Buffy’s Lost in Translation Moment
Two years before Bill Murray whispered… well, something in Scarlett Johansson’s ear at the end of Sofia Coppola’s acclaimed film, Whedon made the bold choice to keep the viewer from hearing Buffy’s farewell to Dawn, allowing that to be a private moment between sisters. (Although, unlike Lost in Translation, “The Gift” doesn’t keep her words a complete mystery. We hear them in voiceover as she leaps to her death.)
“Death Is Your Gift”
Those cryptic words have haunted Buffy since her hallucinatory encounter with the First Slayer in the Season 4 finale, “Restless.” (Another all-time great Buffy episode.) She’s assumed all along that her predecessor meant to say, “Killing is your gift.” But in the closing moments of “The Gift,” the First Slayer’s true message hits home, and Gellar beautifully captures her dawning realization that accepting death is Buffy’s gift to her sister, her friends and the world at large.

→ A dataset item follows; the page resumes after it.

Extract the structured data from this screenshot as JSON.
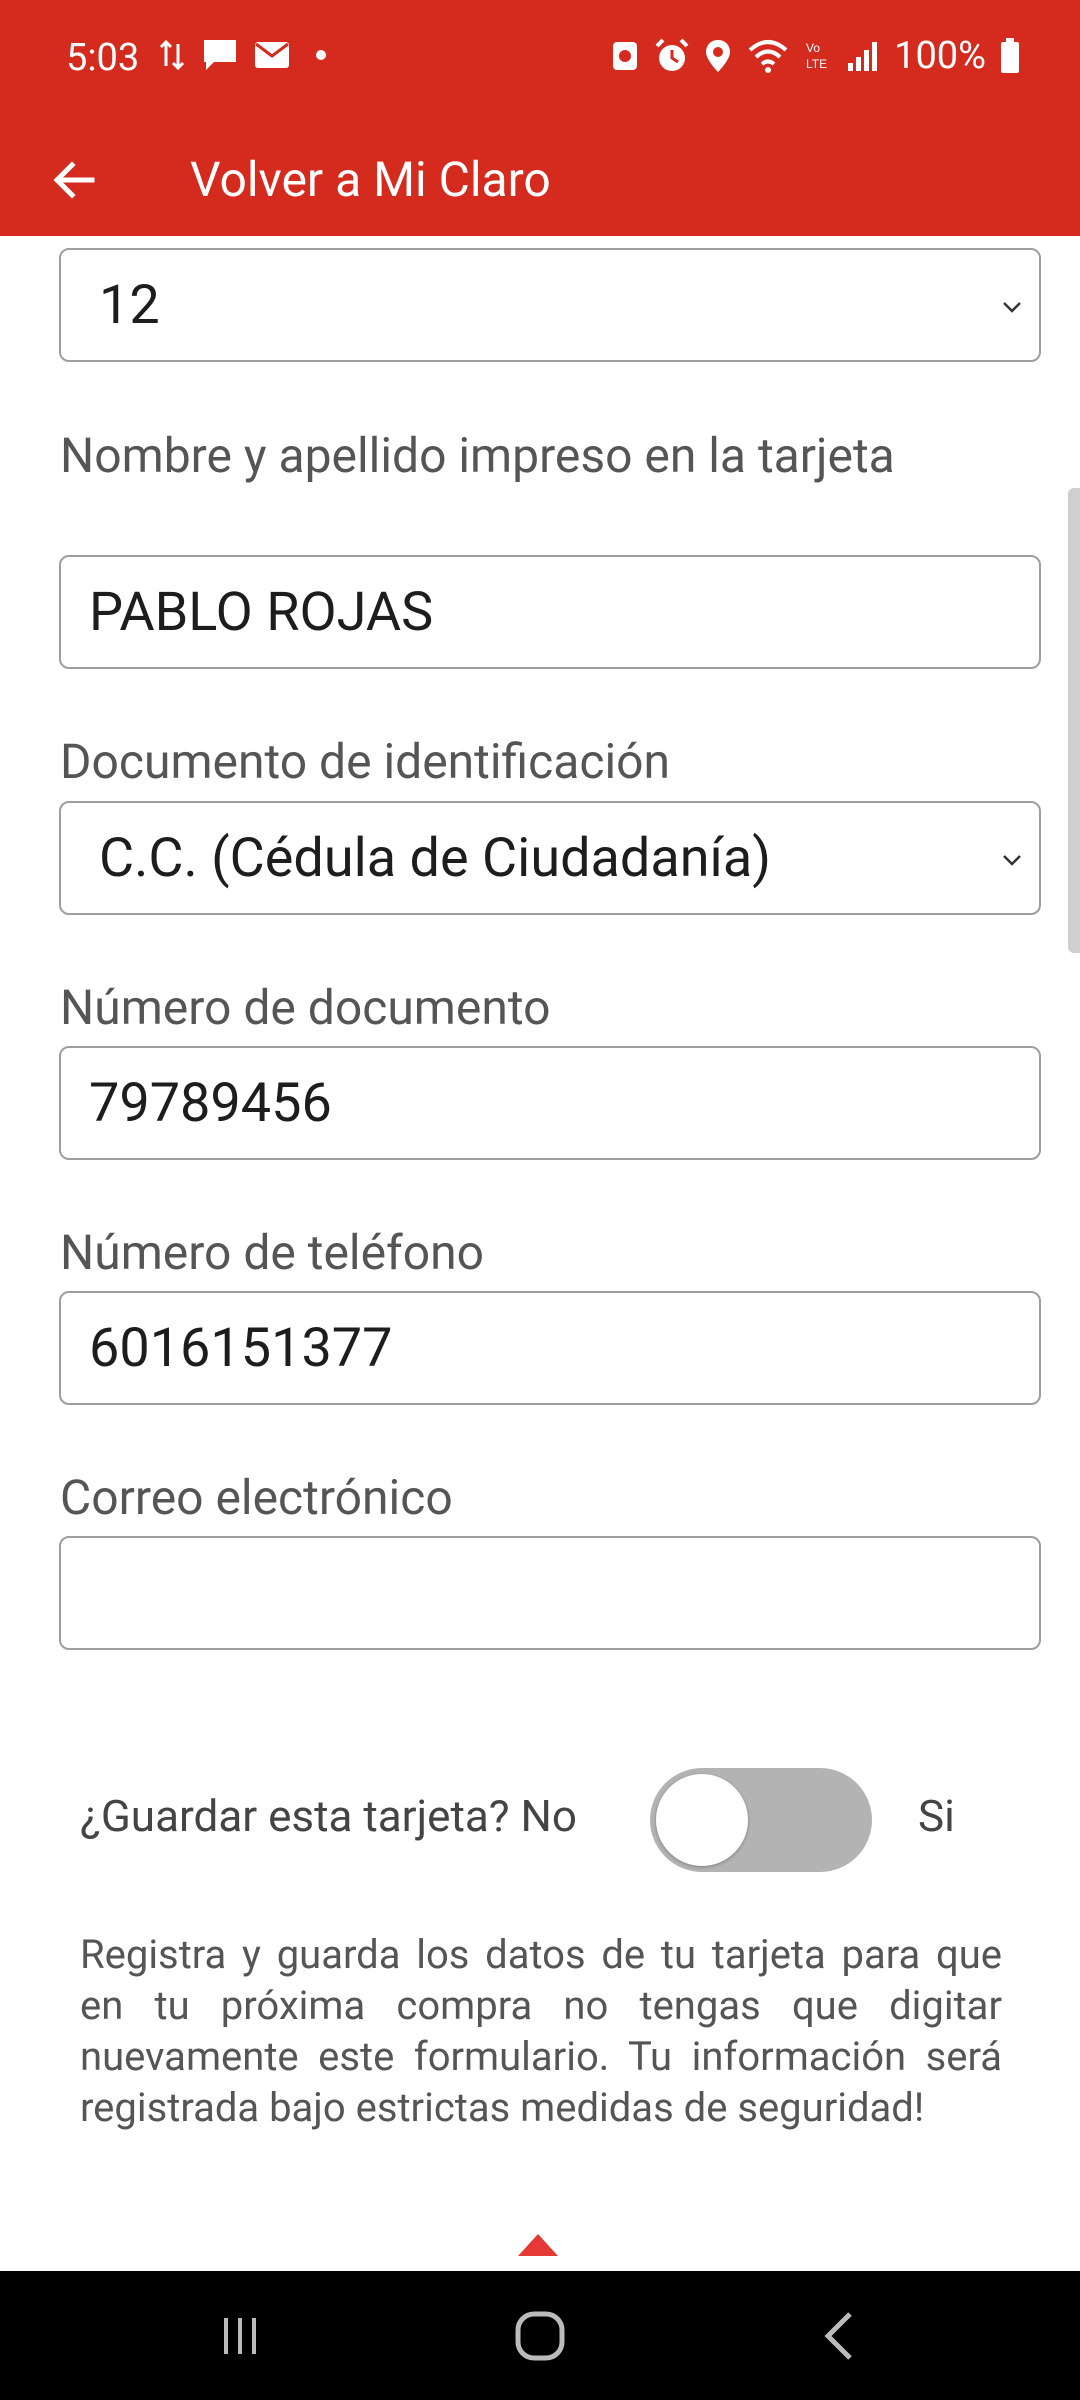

It’s also, frankly, a gift to herself given the heavy toll being a Slayer has taken on her. That makes her deep sadness, and even rage, at being resurrected by her friends in Season 6 all the more tragic. Buffy’s first death, at the hands of the Master back in Season 1, was a prophecy she fought against. Here, she heroically rushes headlong to meet it.
That Swan Dive
We still give it a 10.0.
“She Saved the World. A Lot.”
Truer words were never engraved, and fewer finales have as beautiful a final image.